One Saturday afternoon in waning November light Nanny took Francis and Janet to the village hall; they were going to a party, a party for everyone, to celebrate Saint Andrew’s Day. Down the lane from the manse they went and into the street, past the draper’s shop, the grocer’s, the butcher’s, the greengrocer’s, all with their blinds down to prevent the sin of weekend covetousness. Then around the corner to fearful Institution Row, where the war-wounded lived in grim pebbledashed houses with big square windows. If you looked in, you could see them, sitting mournfully by small electric fires or limping on crutches about the room. One lay propped upon a great heap of pillows staring unforgivingly at those who could pass by. Janet used to duck down and run past his window in case he saw her; she was afraid of his hard angry face and the shapeless shrouded rest of him. It was worse in summer when they would sit outside in the mean front garden, a strip communal to all the houses, a length of gravel punctuated by wooden benches constructed from the timber of sunken enemy ships. Some were crazed from shell shock and nodded and muttered to themselves, others displayed the magenta stumps of amputated arms and legs. One sat in a wheelchair and the bright sea breeze whisked about his empty trouser legs. But this November afternoon their windows were dark; there was not one to be seen. Janet’s spirits rose; she looked forward to the party. Nanny and Vera had made carrot cakes and jellies and little pies, and they carried these in wide wicker baskets covered with white cloths. Janet saw herself, a good, kind little girl, bringing her provisions through cold and darkness to the needy, very like Little Red Riding Hood. She banished the thought of the wolf.
The village hall was an ugly desolate building, surrounded by high iron railings; it was the source of the disgusting wartime orange juice that children were forced to take from sticky urine-coloured bottles. But today all was changed. In they went to a glowing haven of Tilley lamps and magical candles. Tables of glamorous food stood all along one wall; chairs were arranged around the other three sides. There were bunches of balloons and there were jam tarts and Mr. McKechnie was playing his accordion and Mr. Wright the blacksmith accompanied him on the fiddle. The children played games, Ring-a-Ring-o’-Roses and Blind Man’s Buff, then In and Out the Bluebells and Who’s Afraid of Black Peter? Janet became wildly excited and hurtled back and forth. Her hair had been allowed loose from its usual pigtails and was crowned by a blue satin Glamour Girl bow, firmly attached to an elastic string; in her stiff blue organdie dress she felt almost like a princess. Even the sight of the war-wounded, gathered with their helpers in a cheerless group at the far end of the hall, did not check her glee. Other children joined her, skidding and shrieking, “Who’s Afraid of Black Peter?” “NOT I. NOT I,” they yelled, colliding, tumbling, fleeing the length of the room, too far, too near the grown-ups. Nannies and mothers sprang to their feet. “You’ll all sit down and have your tea.” A solemn silence came, suited to the serious ingestion of food.

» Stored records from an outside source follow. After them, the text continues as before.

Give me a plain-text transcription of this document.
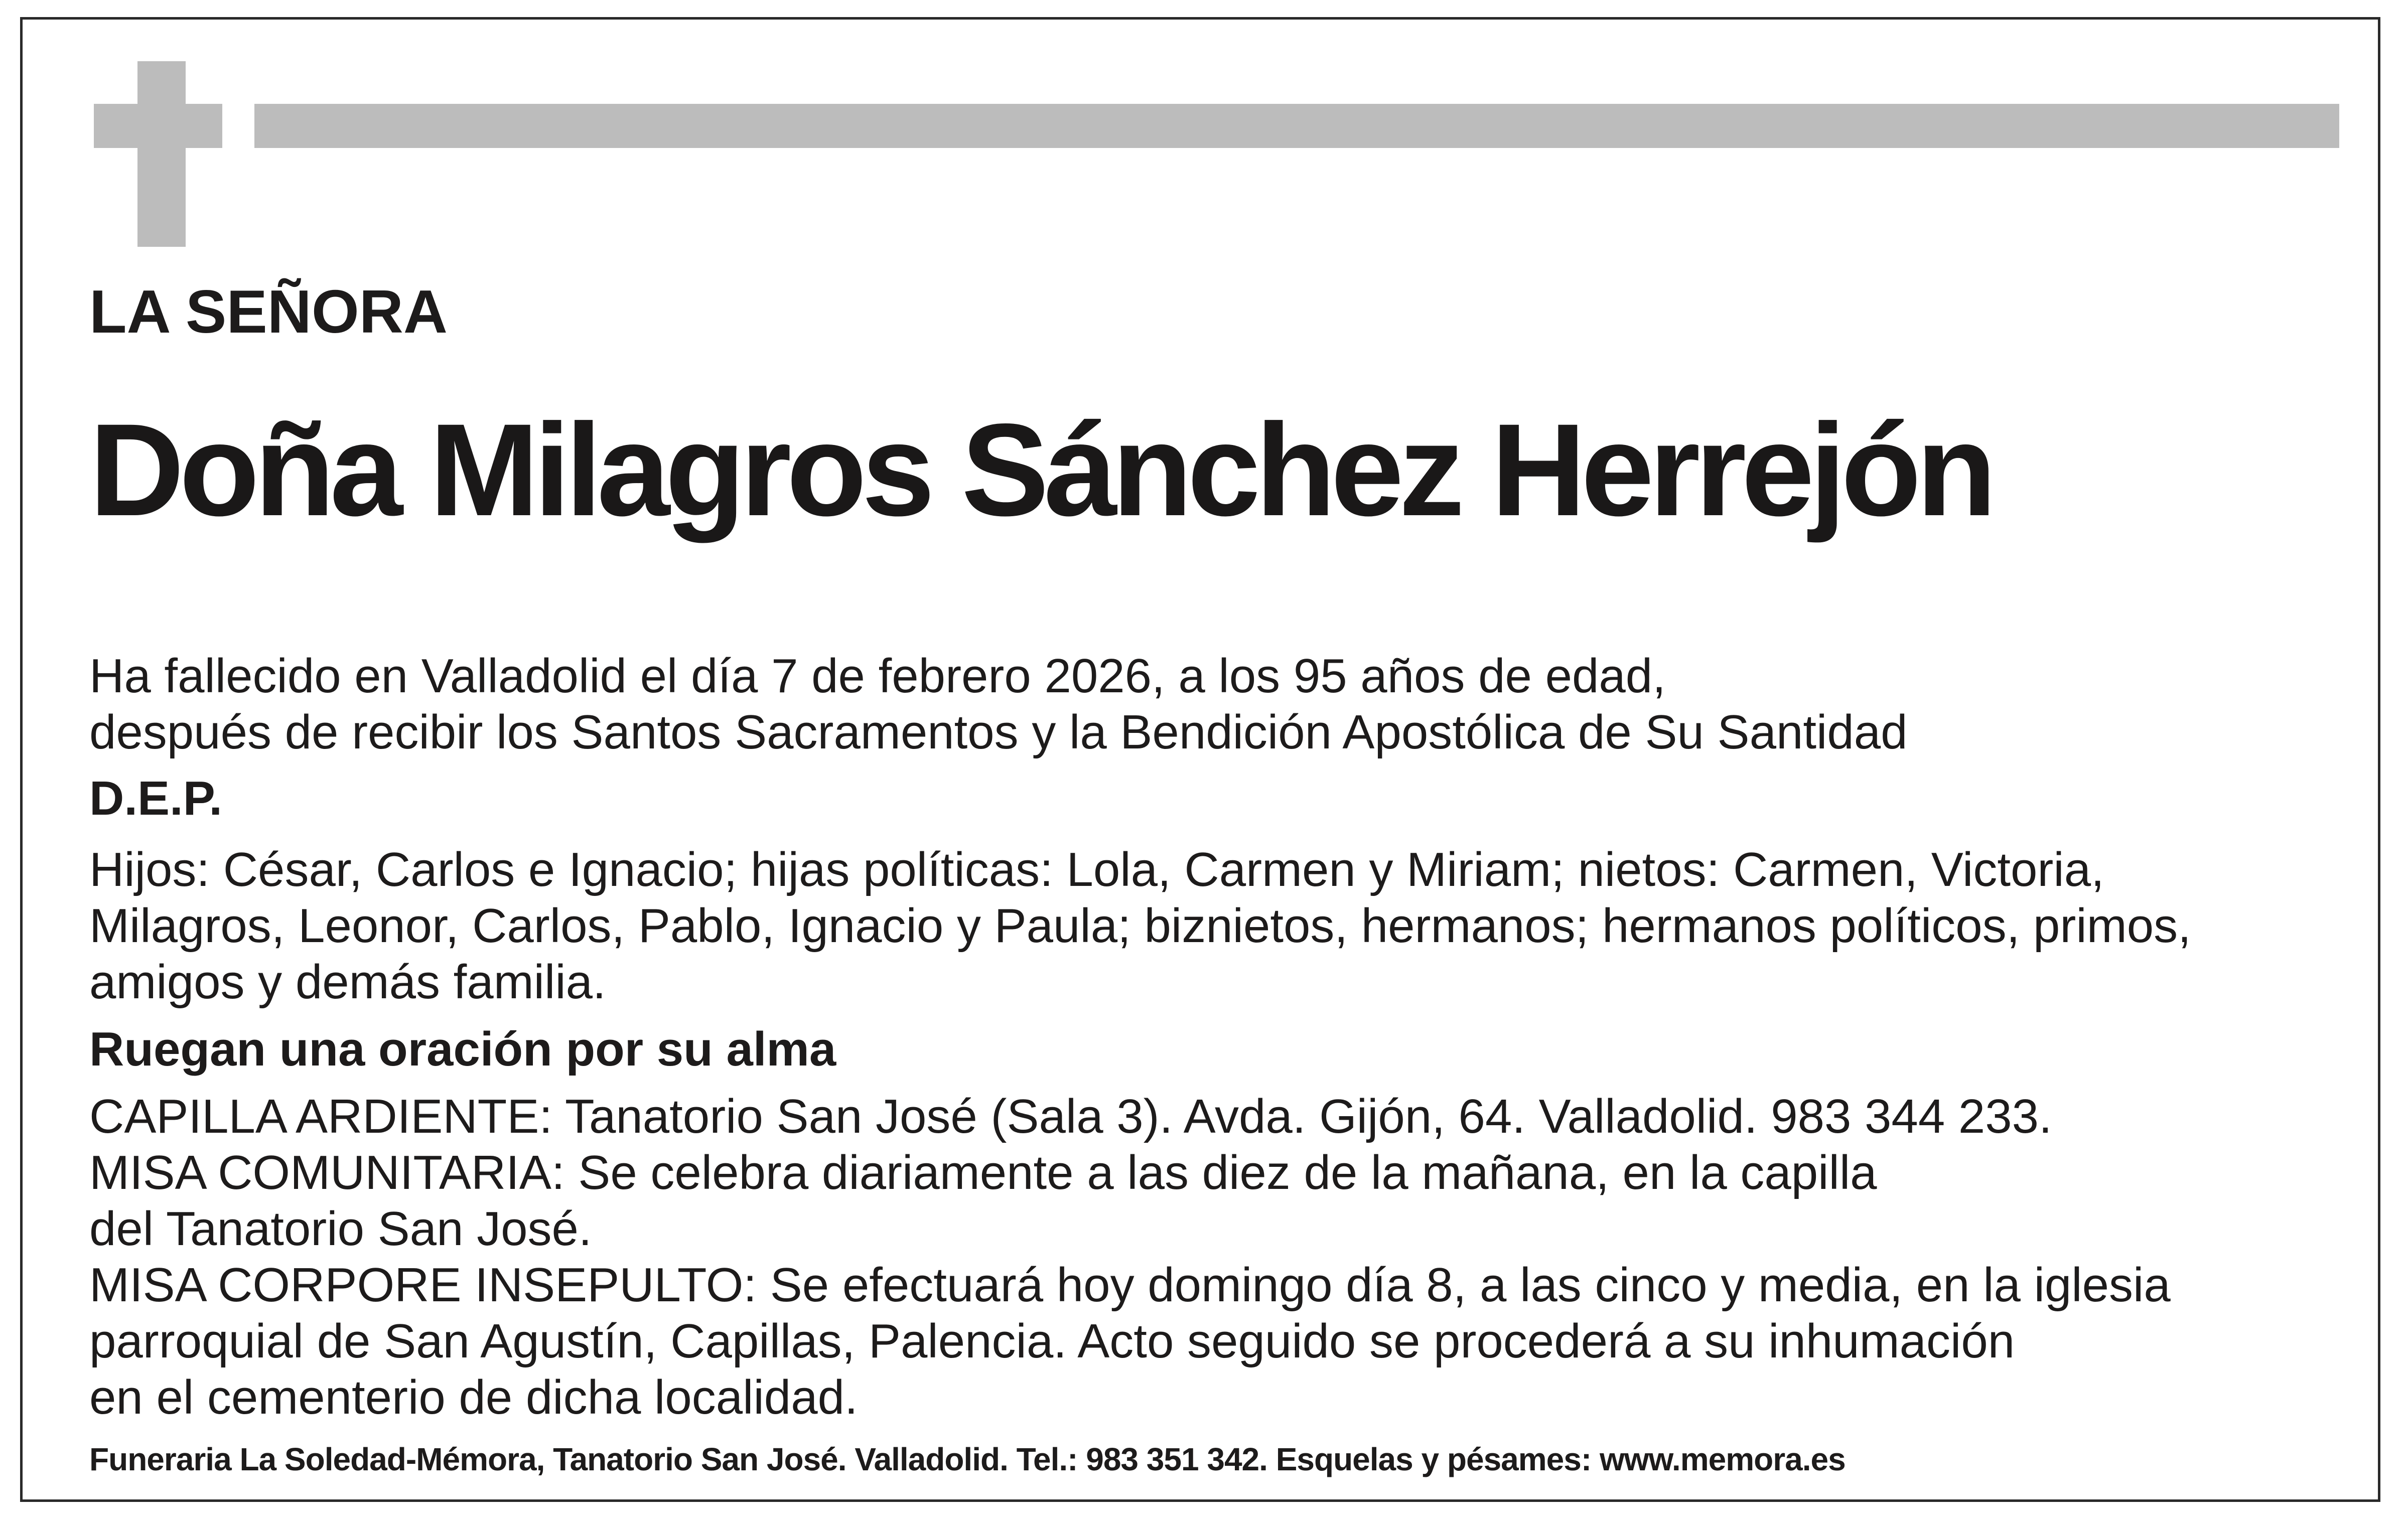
LA SEÑORA

Doña Milagros Sánchez Herrejón

Ha fallecido en Valladolid el día 7 de febrero 2026, a los 95 años de edad,

después de recibir los Santos Sacramentos y la Bendición Apostólica de Su Santidad

D.E.P.

Hijos: César, Carlos e Ignacio; hijas políticas: Lola, Carmen y Miriam; nietos: Carmen, Victoria,

Milagros, Leonor, Carlos, Pablo, Ignacio y Paula; biznietos, hermanos; hermanos políticos, primos,

amigos y demás familia.

Ruegan una oración por su alma

CAPILLA ARDIENTE: Tanatorio San José (Sala 3). Avda. Gijón, 64. Valladolid. 983 344 233.

MISA COMUNITARIA: Se celebra diariamente a las diez de la mañana, en la capilla

del Tanatorio San José.

MISA CORPORE INSEPULTO: Se efectuará hoy domingo día 8, a las cinco y media, en la iglesia

parroquial de San Agustín, Capillas, Palencia. Acto seguido se procederá a su inhumación

en el cementerio de dicha localidad.

Funeraria La Soledad-Mémora, Tanatorio San José. Valladolid. Tel.: 983 351 342. Esquelas y pésames: www.memora.es
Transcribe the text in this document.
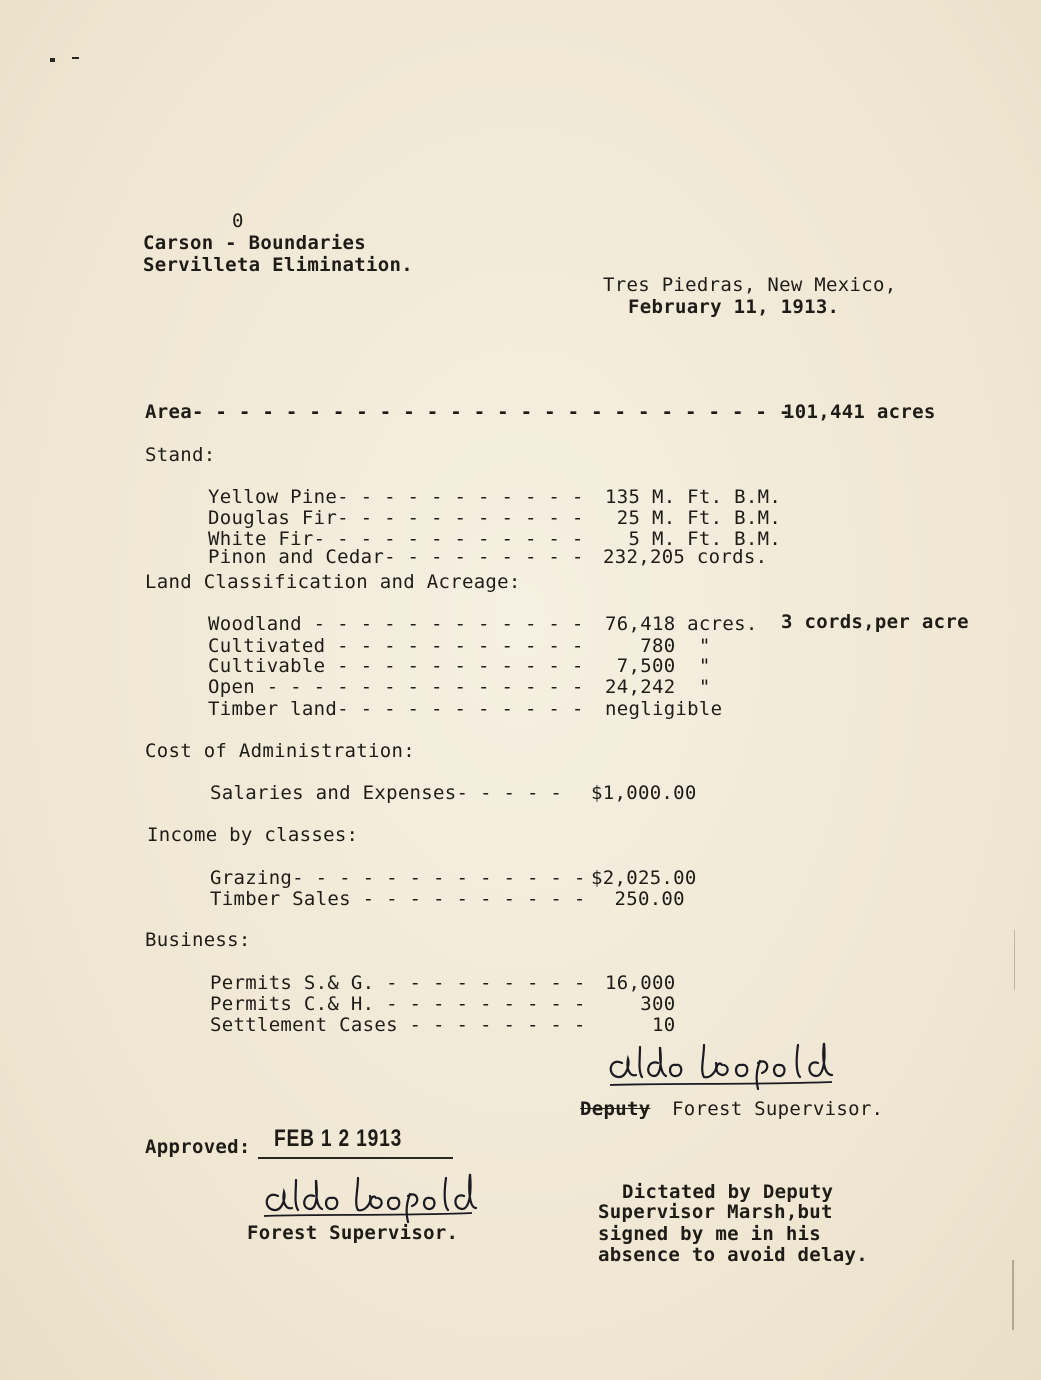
0
Carson - Boundaries
Servilleta Elimination.
Tres Piedras, New Mexico,
February 11, 1913.
Area- - - - - - - - - - - - - - - - - - - - - - - - - -
101,441 acres
Stand:
Yellow Pine- - - - - - - - - - - 135 M. Ft. B.M.
Douglas Fir- - - - - - - - - - - 25 M. Ft. B.M.
White Fir- - - - - - - - - - - - 5 M. Ft. B.M.
Pinon and Cedar- - - - - - - - - 232,205 cords.
Land Classification and Acreage:
Woodland - - - - - - - - - - - - 76,418 acres. 3 cords,per acre
Cultivated - - - - - - - - - - - 780  "
Cultivable - - - - - - - - - - - 7,500  "
Open - - - - - - - - - - - - - - 24,242  "
Timber land- - - - - - - - - - - negligible
Cost of Administration:
Salaries and Expenses- - - - - $1,000.00
Income by classes:
Grazing- - - - - - - - - - - - - $2,025.00
Timber Sales - - - - - - - - - - 250.00
Business:
Permits S.& G. - - - - - - - - - 16,000
Permits C.& H. - - - - - - - - - 300
Settlement Cases - - - - - - - - 10
Deputy Forest Supervisor.
Approved: FEB 1 2 1913
Forest Supervisor.
Dictated by Deputy
Supervisor Marsh,but
signed by me in his
absence to avoid delay.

Janet finished first. Watching Francis, with bulging eyes and bulging cheeks spooning quivering green jelly into his gap-toothed mouth, she felt the fatal tide of merriment rise again. Up onto her chair she leapt. “Francis!” she cried. “Tins of jam! Tins of jam! TINS, TINS, TINS of jam!” Francis choked; shards and globules of glancing emerald shot across the table. Janet ran. Beside herself, with flying skirts and hair, she careered down the hall; she was chanting her favourite nursery rhyme, “Hink, minx, the old witch winks, / The fat begins to fry; / There’s no one at home / But Jumping Joan, / Father, Mother and I.” As she neared the war-wounded she saw that they were laughing; they were laughing at her. She had made them laugh. Aglow with power, she postured in front of an amputated arm. “Hink, MINX,” she began again. “The old witch WINKS.” The man was mouthing at her; fearless, she stepped up to him and curtseyed deeply. “You’re a braw wee lassie,” he said. “What’s your name?” “Janet.” “That’s no name for you. I’ll call you Beth.” Beth. A beautiful name, a velvet name, brownish mauve.